Thursday, October 25, 2018

and al collects $25,000 per month from nassau otb for

simply being alive
sheldon silver & skelos are only the top of the nassau otb ticket
some work and some do not


Judge disqualifies attorney from representing Katuria D'Amato in child custody, divorce case

The attorney, Thomas Liotti, said he was assisting in an emergency situation in which a private investigator was following his client and police were at the scene.
Katuria D'Amato speaks at her attorney's office on
Katuria D'Amato speaks at her attorney's office on June 29 in Garden City. Photo Credit: Howard Schnapp 
A Nassau judge has disqualified the attorney for the estranged wife of former U.S. Sen. Alfonse D’Amato from representing her in the couple’s child custody battle and divorce case, ruling that lawyer Thomas Liotti “acted against the best interests of the children” during an April encounter.
State Supreme Court Justice Joseph Lorintz wrote in his Tuesday decision that the disqualification of Katuria D’Amato’s attorney is “necessary to protect the rights” of the couple’s 9-year-old daughter and 10-year-old son.
The former senator’s attorney, Stephen Gassman, made a motion for Liotti’s disqualification after the Garden City attorney drove his client, a nanny and the children from Lido Beach to another client's house in Plainview in April without notifying the lawyer for the children.
Gassman, also of Garden City, argued that the children's presence in Liotti’s car meant Liotti was “inducing trust in him as mommy’s lawyer.”
The children’s Westbury attorney, Mark Green, argued his clients were “tainted” by being exposed to the attorney for one of their parents.
Liotti had said that matter involved an emergency situation in which a private investigator was following his client and police were at the scene. He claimed he “never spoke to the children about this case or anything else,” the judge’s decision says.
But the judge also said in his decision that the children “witnessed Mr. Liotti purporting to rescue their mother from an unlawful arrest and shielding them from a private investigator they knew was employed by their father.”
Lorintz added that Liotti “risked influencing the children to think favorably of him and the defendant and unfavorably of the plaintiff,” and “in doing so, he acted against the best interests of the children.”

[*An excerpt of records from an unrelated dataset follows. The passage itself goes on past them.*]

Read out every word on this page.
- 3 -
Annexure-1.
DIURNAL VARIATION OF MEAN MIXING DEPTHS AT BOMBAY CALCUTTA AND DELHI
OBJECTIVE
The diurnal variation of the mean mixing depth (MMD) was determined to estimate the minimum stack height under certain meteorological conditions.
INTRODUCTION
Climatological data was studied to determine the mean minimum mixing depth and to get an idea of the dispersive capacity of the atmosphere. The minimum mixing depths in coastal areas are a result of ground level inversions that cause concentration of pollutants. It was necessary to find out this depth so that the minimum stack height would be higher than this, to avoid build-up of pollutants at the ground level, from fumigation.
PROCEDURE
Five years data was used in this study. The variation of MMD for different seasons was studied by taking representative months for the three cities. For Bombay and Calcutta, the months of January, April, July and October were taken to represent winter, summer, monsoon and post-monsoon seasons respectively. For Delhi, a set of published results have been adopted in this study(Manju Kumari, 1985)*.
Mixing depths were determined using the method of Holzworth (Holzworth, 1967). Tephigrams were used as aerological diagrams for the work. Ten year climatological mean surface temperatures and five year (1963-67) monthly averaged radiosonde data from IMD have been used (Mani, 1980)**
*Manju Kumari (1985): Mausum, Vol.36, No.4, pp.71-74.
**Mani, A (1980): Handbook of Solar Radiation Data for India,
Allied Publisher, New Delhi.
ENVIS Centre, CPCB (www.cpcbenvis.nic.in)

Liotti had argued that the children were upset about the investigator following their mother, who had learned her driver’s license might be suspended, and so he drove them away from the area as the private eye tailgated him, according to the ruling.
The judge said in the decision that he found no evidence of a plot to arrest Katuria D’Amato, which Liotti had claimed Alfonse D’Amato had engineered.

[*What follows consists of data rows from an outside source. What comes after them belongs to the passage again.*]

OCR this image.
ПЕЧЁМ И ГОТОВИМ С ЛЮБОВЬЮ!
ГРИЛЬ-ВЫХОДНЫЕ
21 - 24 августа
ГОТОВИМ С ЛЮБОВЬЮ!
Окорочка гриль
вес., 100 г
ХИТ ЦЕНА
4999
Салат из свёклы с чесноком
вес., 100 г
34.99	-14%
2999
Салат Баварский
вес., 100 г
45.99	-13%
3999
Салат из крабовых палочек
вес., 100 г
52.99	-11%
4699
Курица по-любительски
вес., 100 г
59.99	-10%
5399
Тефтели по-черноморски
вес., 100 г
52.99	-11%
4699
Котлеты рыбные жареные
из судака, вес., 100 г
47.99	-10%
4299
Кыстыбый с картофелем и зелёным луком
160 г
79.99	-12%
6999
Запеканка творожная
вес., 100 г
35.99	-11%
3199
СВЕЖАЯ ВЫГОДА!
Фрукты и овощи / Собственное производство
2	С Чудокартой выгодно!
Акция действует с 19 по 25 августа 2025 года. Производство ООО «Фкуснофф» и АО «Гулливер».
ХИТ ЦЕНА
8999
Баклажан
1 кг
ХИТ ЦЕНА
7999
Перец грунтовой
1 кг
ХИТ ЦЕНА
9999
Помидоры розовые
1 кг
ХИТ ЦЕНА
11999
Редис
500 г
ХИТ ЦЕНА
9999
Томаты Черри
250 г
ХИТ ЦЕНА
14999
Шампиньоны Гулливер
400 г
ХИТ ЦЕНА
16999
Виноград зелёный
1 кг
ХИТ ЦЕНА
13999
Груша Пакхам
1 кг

Katuria D’Amato, 52, called the decision “corrupt” in an interview Wednesday, saying as an attorney herself she planned to go forward representing herself while keeping Liotti as a legal consultant.

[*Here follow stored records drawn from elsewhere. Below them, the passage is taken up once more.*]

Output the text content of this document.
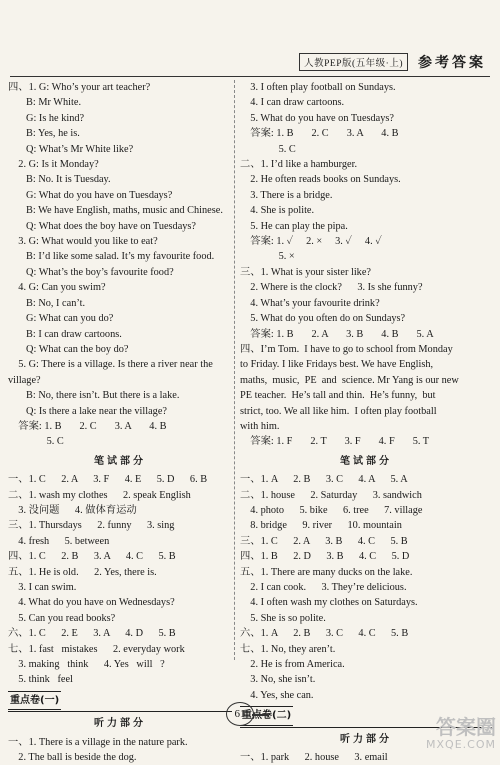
人教PEP版(五年级·上)	参考答案
四、1. G: Who’s your art teacher?
B: Mr White.
G: Is he kind?
B: Yes, he is.
Q: What’s Mr White like?
2. G: Is it Monday?
B: No. It is Tuesday.
G: What do you have on Tuesdays?
B: We have English, maths, music and Chinese.
Q: What does the boy have on Tuesdays?
3. G: What would you like to eat?
B: I’d like some salad. It’s my favourite food.
Q: What’s the boy’s favourite food?
4. G: Can you swim?
B: No, I can’t.
G: What can you do?
B: I can draw cartoons.
Q: What can the boy do?
5. G: There is a village. Is there a river near the
village?
B: No, there isn’t. But there is a lake.
Q: Is there a lake near the village?
答案: 1. B       2. C       3. A       4. B
5. C
笔试部分
一、1. C      2. A      3. F      4. E      5. D      6. B
二、1. wash my clothes      2. speak English
3. 没问题      4. 做体育运动
三、1. Thursdays      2. funny      3. sing
4. fresh      5. between
四、1. C      2. B      3. A      4. C      5. B
五、1. He is old.      2. Yes, there is.
3. I can swim.
4. What do you have on Wednesdays?
5. Can you read books?
六、1. C      2. E      3. A      4. D      5. B
七、1. fast   mistakes      2. everyday work
3. making   think      4. Yes   will   ?
5. think   feel
重点卷(一)
听力部分
一、1. There is a village in the nature park.
2. The ball is beside the dog.
3. I often play football on Sundays.
4. I can draw cartoons.
5. What do you have on Tuesdays?
答案: 1. B       2. C       3. A       4. B
5. C
二、1. I’d like a hamburger.
2. He often reads books on Sundays.
3. There is a bridge.
4. She is polite.
5. He can play the pipa.
答案: 1. ✓     2. ×     3. ✓     4. ✓
5. ×
三、1. What is your sister like?
2. Where is the clock?      3. Is she funny?
4. What’s your favourite drink?
5. What do you often do on Sundays?
答案: 1. B       2. A       3. B       4. B       5. A
四、I’m Tom.  I have to go to school from Monday
to Friday. I like Fridays best. We have English,
maths,  music,  PE  and  science. Mr Yang is our new
PE teacher.  He’s tall and thin.  He’s funny,  but
strict, too. We all like him.  I often play football
with him.
答案: 1. F       2. T       3. F       4. F       5. T
笔试部分
一、1. A      2. B      3. C      4. A      5. A
二、1. house      2. Saturday      3. sandwich
4. photo      5. bike      6. tree      7. village
8. bridge      9. river      10. mountain
三、1. C      2. A      3. B      4. C      5. B
四、1. B      2. D      3. B      4. C      5. D
五、1. There are many ducks on the lake.
2. I can cook.      3. They’re delicious.
4. I often wash my clothes on Saturdays.
5. She is so polite.
六、1. A      2. B      3. C      4. C      5. B
七、1. No, they aren’t.
2. He is from America.
3. No, she isn’t.
4. Yes, she can.
重点卷(二)
听力部分
一、1. park      2. house      3. email
61
答案圈
MXQE.COM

“It’s just another example of the power and influence that my husband wields over the judiciary, and the manner in which he bullies everyone in the system to get his way and to carry out his vendetta,” she said.
But Gassman called the decision “a thorough and well-reasoned decision which I think correctly took into account the actions of the defendant’s attorney.”
Liotti vowed Wednesday to appeal the matter to a higher court, and said Katuria D’Amato’s motion to recuse Lorintz from the case is still pending before an appellate court.
“I’m not going anywhere,” Liotti said.
The couple’s child custody battle began in fall 2017 after Alfonse D’Amato, 81, alleged his wife was mentally unstable following a police response to her 911 call from their formal marital home.
In an emergency order, Lorintz granted the GOP power broker temporary custody of the children.
Police later testified at custody proceedings that Katuria D’Amato was “delusional” during their response to the Lido Beach home, saying she believed the former senator would let in intruders who hid behind laser beams.
Police also said the woman reported that she’d cowered in a closet and tried to load her shotgun, but couldn’t find a key to the weapon’s gun lock.
Katuria D’Amato started legal action against Nassau police, saying they colluded with her estranged husband and caused her to lose child custody.
A doctor who treated her during an involuntary hospital commitment following her 911 call testified he believed she had drug-induced psychosis from taking too much Ritalin for her ADHD.